En lo de Tlahuelilpan, quizá como siempre que faltan explicaciones, cada quién recurre a la fantasía que mejor le acomode para tranquilizarse y volver las cosas a su lugar. Cada fantasía tiene detrás suyo una problemática de fondo.
Fantasía del Estado. La más recurrente es la de que el gobierno federal pudo haber evitado la tragedia si hubiera habido voluntad. Más allá de los errores, que los hubo, se presume así que el gobierno es capaz, fuerte: capaz de controlar fugas y tomas clandestinas (así se cuenten en más de 12 mil las que el gobierno anterior nos heredó), independientemente de su presión; capaz del control institucional de Pemex para manejar permanentemente el flujo de información en tiempo real. Capaz, por otro lado, de controlar a quien delinque, así sea una masa de centenas o miles de personas (testimonios de Tlahuelilpan hablan de una fila de hasta 300 automóviles). Hubo quien sugirió que, en ese polvorín, los soldados debieron disparar al cielo; quienes sugirieron que un cuerpo equipado con balas de goma habría sido pertinente para disuadir (sin importar el número de los pobladores, las condiciones territoriales ni la posibilidad de que la fricción igual generase chispas, como se presume que sucedió con la ropa de los pobladores); otros hablaron de la obviedad de convocar granaderos y bomberos. ¡Claro!, cómo no se le ocurrió a alguien, si además de que los hay en todos los pueblos tienen recursos y protocolos para combatir episodios de fiebre huachicolera de cientos de personas. Lo cierto es que ni siquiera sabemos cuántas fugas o tomas que generen ese cambio de presión en los ductos ocurren cada día, que no puede controlarse el flujo de información, que en materia de fuerza y de protección civil las fuerzas del Estado son más bien un lujo urbano, etcétera. La gran capacidad estatal es un mito. Aceptarlo es punto de partida para reconstruirla. Por otro lado, no hay Estado que pueda contener a una sociedad que actúa en otra lógica.

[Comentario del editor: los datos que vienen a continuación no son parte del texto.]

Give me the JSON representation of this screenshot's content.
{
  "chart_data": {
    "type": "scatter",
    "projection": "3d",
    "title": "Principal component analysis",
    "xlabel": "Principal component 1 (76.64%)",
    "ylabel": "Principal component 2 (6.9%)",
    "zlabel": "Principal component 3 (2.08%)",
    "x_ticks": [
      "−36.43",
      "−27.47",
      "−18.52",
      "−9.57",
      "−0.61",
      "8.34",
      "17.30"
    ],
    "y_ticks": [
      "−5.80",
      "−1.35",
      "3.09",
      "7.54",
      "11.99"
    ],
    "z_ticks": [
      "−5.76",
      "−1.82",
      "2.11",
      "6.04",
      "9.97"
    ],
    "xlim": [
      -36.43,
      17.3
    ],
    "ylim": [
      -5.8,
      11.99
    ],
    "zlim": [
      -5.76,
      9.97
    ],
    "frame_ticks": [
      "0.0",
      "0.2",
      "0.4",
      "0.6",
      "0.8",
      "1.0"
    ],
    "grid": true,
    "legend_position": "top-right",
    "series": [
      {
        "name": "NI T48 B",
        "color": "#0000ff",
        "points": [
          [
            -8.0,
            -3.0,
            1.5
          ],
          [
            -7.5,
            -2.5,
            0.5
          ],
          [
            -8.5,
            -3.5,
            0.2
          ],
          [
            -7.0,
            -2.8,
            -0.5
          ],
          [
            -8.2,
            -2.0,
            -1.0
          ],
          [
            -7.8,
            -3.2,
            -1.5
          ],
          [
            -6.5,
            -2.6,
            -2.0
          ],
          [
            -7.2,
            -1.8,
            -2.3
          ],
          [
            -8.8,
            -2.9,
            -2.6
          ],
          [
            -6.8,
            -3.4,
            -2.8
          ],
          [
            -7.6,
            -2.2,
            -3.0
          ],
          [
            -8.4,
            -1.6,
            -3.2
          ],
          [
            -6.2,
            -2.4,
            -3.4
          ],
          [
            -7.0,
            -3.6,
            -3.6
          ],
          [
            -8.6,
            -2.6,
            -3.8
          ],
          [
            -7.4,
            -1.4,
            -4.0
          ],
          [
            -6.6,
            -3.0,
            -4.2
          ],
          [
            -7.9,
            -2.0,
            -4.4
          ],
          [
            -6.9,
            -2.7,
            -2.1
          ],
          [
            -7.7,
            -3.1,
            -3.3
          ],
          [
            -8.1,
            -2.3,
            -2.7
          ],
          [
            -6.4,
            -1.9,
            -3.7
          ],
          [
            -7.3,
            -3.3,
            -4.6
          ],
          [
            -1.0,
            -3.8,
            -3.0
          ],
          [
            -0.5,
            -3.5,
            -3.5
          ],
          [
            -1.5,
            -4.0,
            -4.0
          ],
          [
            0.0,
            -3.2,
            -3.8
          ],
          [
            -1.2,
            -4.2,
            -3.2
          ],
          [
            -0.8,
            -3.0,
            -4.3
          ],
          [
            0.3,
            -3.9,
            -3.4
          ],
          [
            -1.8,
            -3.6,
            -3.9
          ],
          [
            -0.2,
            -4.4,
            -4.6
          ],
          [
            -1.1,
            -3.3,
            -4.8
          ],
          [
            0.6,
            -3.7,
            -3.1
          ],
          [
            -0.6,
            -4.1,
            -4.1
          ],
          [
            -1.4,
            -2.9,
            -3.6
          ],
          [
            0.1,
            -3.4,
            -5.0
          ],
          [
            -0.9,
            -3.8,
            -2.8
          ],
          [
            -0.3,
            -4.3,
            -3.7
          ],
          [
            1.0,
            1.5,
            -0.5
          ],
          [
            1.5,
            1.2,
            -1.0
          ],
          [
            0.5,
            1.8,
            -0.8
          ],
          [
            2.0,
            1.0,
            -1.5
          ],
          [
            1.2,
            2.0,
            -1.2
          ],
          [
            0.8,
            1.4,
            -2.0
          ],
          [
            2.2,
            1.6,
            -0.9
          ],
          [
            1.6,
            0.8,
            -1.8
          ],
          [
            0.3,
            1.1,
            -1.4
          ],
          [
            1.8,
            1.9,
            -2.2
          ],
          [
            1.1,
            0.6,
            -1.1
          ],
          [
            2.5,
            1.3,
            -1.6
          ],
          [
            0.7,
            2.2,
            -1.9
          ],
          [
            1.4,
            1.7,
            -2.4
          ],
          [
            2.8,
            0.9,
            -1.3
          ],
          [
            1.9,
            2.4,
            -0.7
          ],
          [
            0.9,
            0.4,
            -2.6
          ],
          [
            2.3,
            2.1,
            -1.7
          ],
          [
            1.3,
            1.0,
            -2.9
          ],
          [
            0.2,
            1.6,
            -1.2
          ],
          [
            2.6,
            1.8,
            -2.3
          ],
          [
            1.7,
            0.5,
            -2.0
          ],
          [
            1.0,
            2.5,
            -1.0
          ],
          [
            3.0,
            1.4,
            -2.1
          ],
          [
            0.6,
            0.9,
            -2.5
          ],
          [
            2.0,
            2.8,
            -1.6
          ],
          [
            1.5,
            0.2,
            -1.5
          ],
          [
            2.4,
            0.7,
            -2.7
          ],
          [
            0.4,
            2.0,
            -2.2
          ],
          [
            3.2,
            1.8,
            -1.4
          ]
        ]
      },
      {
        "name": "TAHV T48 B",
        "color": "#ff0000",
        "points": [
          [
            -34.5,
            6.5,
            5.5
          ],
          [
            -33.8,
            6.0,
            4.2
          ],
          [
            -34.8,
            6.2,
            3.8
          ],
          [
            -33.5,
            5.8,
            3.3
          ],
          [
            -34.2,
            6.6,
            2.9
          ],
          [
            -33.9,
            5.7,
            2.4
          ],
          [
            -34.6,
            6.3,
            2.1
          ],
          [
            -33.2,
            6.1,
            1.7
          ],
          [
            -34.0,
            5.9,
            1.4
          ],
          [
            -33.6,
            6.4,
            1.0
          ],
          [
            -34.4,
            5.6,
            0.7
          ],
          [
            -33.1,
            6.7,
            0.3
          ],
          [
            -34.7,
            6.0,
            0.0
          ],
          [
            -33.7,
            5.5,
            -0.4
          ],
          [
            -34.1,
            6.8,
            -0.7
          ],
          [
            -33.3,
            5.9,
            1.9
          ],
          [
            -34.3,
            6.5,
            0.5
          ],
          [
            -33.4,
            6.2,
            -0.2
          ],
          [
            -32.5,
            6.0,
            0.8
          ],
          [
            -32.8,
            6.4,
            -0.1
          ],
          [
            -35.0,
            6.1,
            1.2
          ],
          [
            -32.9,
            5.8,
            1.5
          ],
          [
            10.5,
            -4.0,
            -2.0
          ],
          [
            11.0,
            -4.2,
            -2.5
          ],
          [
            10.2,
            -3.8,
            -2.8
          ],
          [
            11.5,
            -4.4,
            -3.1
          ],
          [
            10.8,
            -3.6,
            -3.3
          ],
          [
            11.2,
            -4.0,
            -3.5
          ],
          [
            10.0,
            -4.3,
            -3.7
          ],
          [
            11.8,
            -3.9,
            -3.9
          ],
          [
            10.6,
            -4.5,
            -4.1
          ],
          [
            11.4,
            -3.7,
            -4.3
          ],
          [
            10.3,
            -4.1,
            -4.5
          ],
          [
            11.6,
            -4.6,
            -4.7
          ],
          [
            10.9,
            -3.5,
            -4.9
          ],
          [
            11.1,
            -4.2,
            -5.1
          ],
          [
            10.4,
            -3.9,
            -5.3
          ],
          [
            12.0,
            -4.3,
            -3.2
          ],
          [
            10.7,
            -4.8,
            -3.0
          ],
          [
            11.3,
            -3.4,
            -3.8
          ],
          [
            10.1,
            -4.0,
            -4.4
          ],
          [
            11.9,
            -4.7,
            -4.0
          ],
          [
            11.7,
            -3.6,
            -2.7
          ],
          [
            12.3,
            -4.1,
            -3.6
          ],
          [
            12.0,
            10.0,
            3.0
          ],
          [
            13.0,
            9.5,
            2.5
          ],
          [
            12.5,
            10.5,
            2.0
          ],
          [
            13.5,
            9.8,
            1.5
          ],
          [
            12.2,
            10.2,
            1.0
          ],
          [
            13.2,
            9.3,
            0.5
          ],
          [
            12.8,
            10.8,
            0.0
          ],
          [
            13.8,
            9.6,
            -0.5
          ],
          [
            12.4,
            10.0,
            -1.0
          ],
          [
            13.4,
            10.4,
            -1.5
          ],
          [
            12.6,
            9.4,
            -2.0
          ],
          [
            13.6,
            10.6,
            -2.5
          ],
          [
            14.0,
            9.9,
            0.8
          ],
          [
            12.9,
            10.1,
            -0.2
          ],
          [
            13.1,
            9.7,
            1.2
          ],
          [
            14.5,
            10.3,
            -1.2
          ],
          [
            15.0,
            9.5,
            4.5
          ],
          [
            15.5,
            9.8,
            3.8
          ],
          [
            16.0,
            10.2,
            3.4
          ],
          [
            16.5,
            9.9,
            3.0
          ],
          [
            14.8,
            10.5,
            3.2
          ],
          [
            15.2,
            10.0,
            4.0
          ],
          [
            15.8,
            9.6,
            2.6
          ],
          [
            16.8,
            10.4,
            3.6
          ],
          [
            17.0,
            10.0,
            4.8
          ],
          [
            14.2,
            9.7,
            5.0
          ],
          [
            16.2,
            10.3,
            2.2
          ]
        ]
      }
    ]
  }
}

Fantasía del derecho como frontera. En segundo lugar, se presume que hay una frontera entre lo bueno y lo malo, entre lo lícito y lo criminal, sin medias tintas. Como si fuera igual de criminal la gente que consume huachicol por ser más barato, que los profesionales de la perforación de ductos, lo que sería como decir que es igual la gente que compra ropa pirata que los grandes contrabandistas que, de hecho, a veces cuelan mercancías al mercado legal, pero eso es otro tema. O no. Veámoslo detenidamente. La actividad lícita de mayor dimensión en Tlahuelilpan es la agricultura. Para transportar, digamos, alfalfa, se dependía del combustible robado y su precio —lo muestra este domingo la revista R, en un magnífico trabajo que da voz a los sobrevivientes de la tragedia; R, por desagracia, desapareció del panorama del periodismo mexicano, como antes desapareció emeequis, y nos quedamos con menos espacios valiosos. Una vez que se cortó el flujo, la cosa cambió radicalmente, el transporte del forraje se encareció por falta de huachicol, y probablemente incrementaron también los costos para los intermediarios y los consumidores finales. Todos estos eslabones fueron beneficiarios y financiadores del mercado del huachicol, aunque tuvieran factura de su compra. ¿Dónde trazamos la línea?